Lorsqu’Eustache Deschamps compose ses deux ballades en miroir autour de la figure du valet à louer, il peut tout aussi bien reformuler ce topos que pasticher éventuellement l’une de ces pièces énumératives dont les traces écrites ont disparu[65]. Sa première ballade adopte le point de vue du valet qui se vante en refrain : « Nul, Dieu Mercy, ne me scet riens aprandre. » La première strophe détaille les tâches domestiques du valet à louer, tandis que la seconde insiste sur ses capacités intellectuelles. La deuxième ballade inverse le topos et donc le parodie.
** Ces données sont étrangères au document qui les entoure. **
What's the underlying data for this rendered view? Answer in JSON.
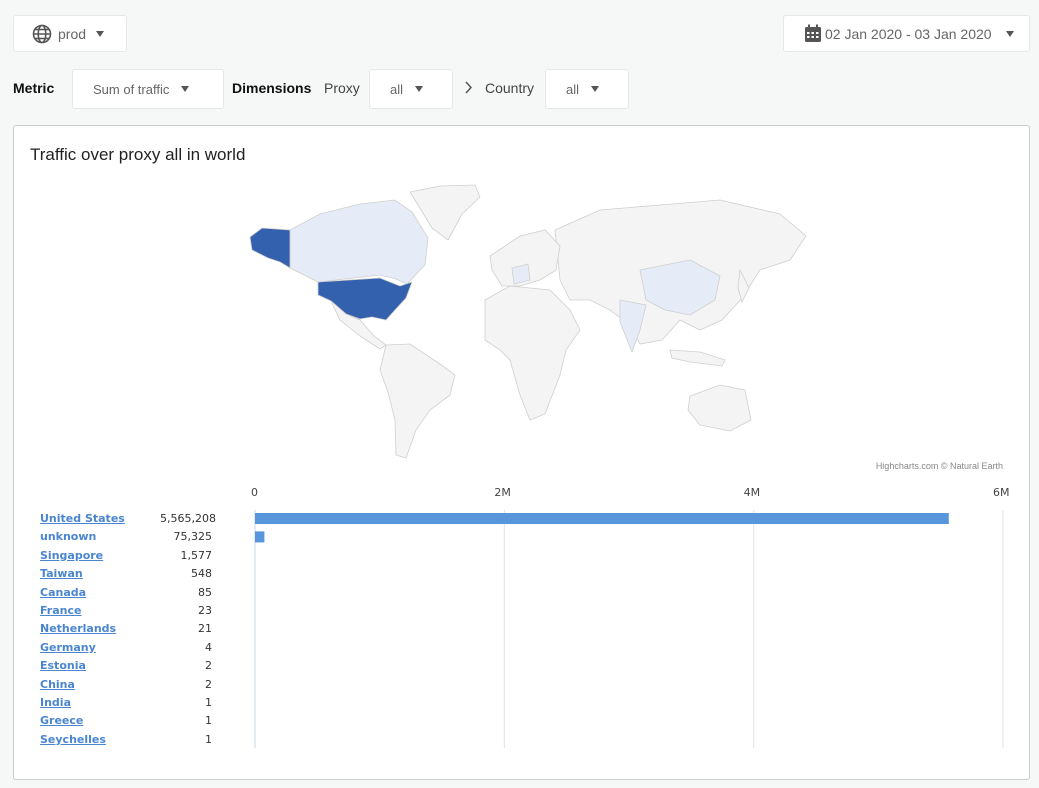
{
  "env_selector": {
    "icon": "globe-icon",
    "value": "prod"
  },
  "date_range": {
    "icon": "calendar-icon",
    "value": "02 Jan 2020 - 03 Jan 2020"
  },
  "filters": {
    "metric_label": "Metric",
    "metric_value": "Sum of traffic",
    "dimensions_label": "Dimensions",
    "proxy_label": "Proxy",
    "proxy_value": "all",
    "country_label": "Country",
    "country_value": "all"
  },
  "card": {
    "title": "Traffic over proxy all in world",
    "credit": "Highcharts.com © Natural Earth"
  },
  "colors": {
    "high": "#3461ad",
    "low": "#e6ecf7",
    "none": "#f4f4f4",
    "bar": "#5896dc"
  },
  "chart_data": {
    "type": "bar",
    "orientation": "horizontal",
    "xlim": [
      0,
      6000000
    ],
    "ticks": [
      "0",
      "2M",
      "4M",
      "6M"
    ],
    "tick_values": [
      0,
      2000000,
      4000000,
      6000000
    ],
    "grid": true,
    "categories": [
      "United States",
      "unknown",
      "Singapore",
      "Taiwan",
      "Canada",
      "France",
      "Netherlands",
      "Germany",
      "Estonia",
      "China",
      "India",
      "Greece",
      "Seychelles"
    ],
    "values": [
      5565208,
      75325,
      1577,
      548,
      85,
      23,
      21,
      4,
      2,
      2,
      1,
      1,
      1
    ],
    "labels": [
      "5,565,208",
      "75,325",
      "1,577",
      "548",
      "85",
      "23",
      "21",
      "4",
      "2",
      "2",
      "1",
      "1",
      "1"
    ]
  }
}
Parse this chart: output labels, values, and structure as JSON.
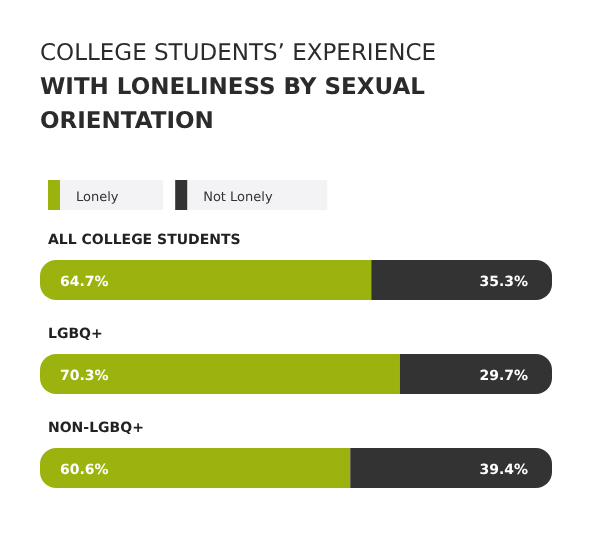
{
  "chart_data": {
    "type": "bar",
    "orientation": "horizontal",
    "stacked": true,
    "title": "COLLEGE STUDENTS’ EXPERIENCE WITH LONELINESS BY SEXUAL ORIENTATION",
    "categories": [
      "ALL COLLEGE STUDENTS",
      "LGBQ+",
      "NON-LGBQ+"
    ],
    "legend": "top left",
    "series": [
      {
        "name": "Lonely",
        "color": "#9cb30f",
        "values": [
          64.7,
          70.3,
          60.6
        ],
        "value_labels": [
          "64.7%",
          "70.3%",
          "60.6%"
        ]
      },
      {
        "name": "Not Lonely",
        "color": "#333333",
        "values": [
          35.3,
          29.7,
          39.4
        ],
        "value_labels": [
          "35.3%",
          "29.7%",
          "39.4%"
        ]
      }
    ]
  }
}
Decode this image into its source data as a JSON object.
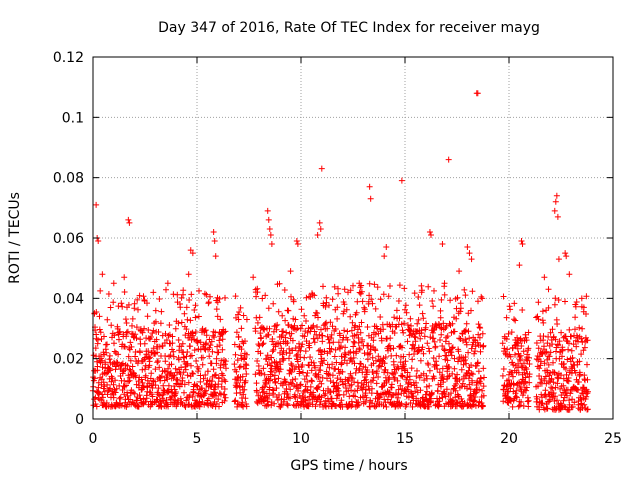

Après avoir prétendu que « son pareil ne trouveroit on mie », le potentiel serviteur poursuit avec la liste de tout ce qu’il ne sait pas faire sinon « boire et jangler », ce qui provoque en refrain la réaction compréhensible de son éventuel maître : « Je n’en vueil point, varlet soit il au diable[66] ! »

Les textes qui, sur le mode de l’imitation plus ou moins avouée ou de la parodie parfois assumée jusqu’au burlesque, projettent une image du passeur de mots à travers la démonstration de son répertoire et de ses autres savoir-faire ont en commun leur autoréflexivité, leur caractère métadiscursif. Ils conduisent à une réflexion sur la création littéraire, sur la complexité des échos transtextuels propres à la littérature médiévale. Au terme du parcours auquel ils nous ont invités, on peut constater que les tentatives de déterminer des classifications parfois rigides entre la parodie, le pastiche, le plagiat et autres formes de relations entre les textes échouent à rendre compte de la fluidité de la situation médiévale. L’hésitation de certains devant les distinctions strictes proposées par Gérard Genette pour les oeuvres modernes et contemporaines où l’identification d’un auteur et d’un texte modèles ne pose pas de difficulté est encore plus justifiée dans un univers « littéraire » où la mouvance des textes doit tenir compte d’une part d’oralité sous-jacente[67]. Pour une meilleure compréhension des procédures de création médiévales, les propositions de Michel de Certeau peuvent paraître plus éclairantes[68]. Elles permettent d’appréhender des pratiques textuelles comme celles que nous venons de décrire, en termes de poïétique, c’est-à-dire d’une production diversifiée qui combine des procédures de créativité relevant à la fois des traditions lettrées et populaires. À la suite de Michel de Certeau, on peut considérer qu’elles s’apparentent aux formes de « bricolage » que Claude Lévi-Strauss analyse dans La pensée sauvage, c’est-à-dire à des façons de produire des combinaisons nouvelles à partir des « résidus de construction et de destruction antérieures[69] ».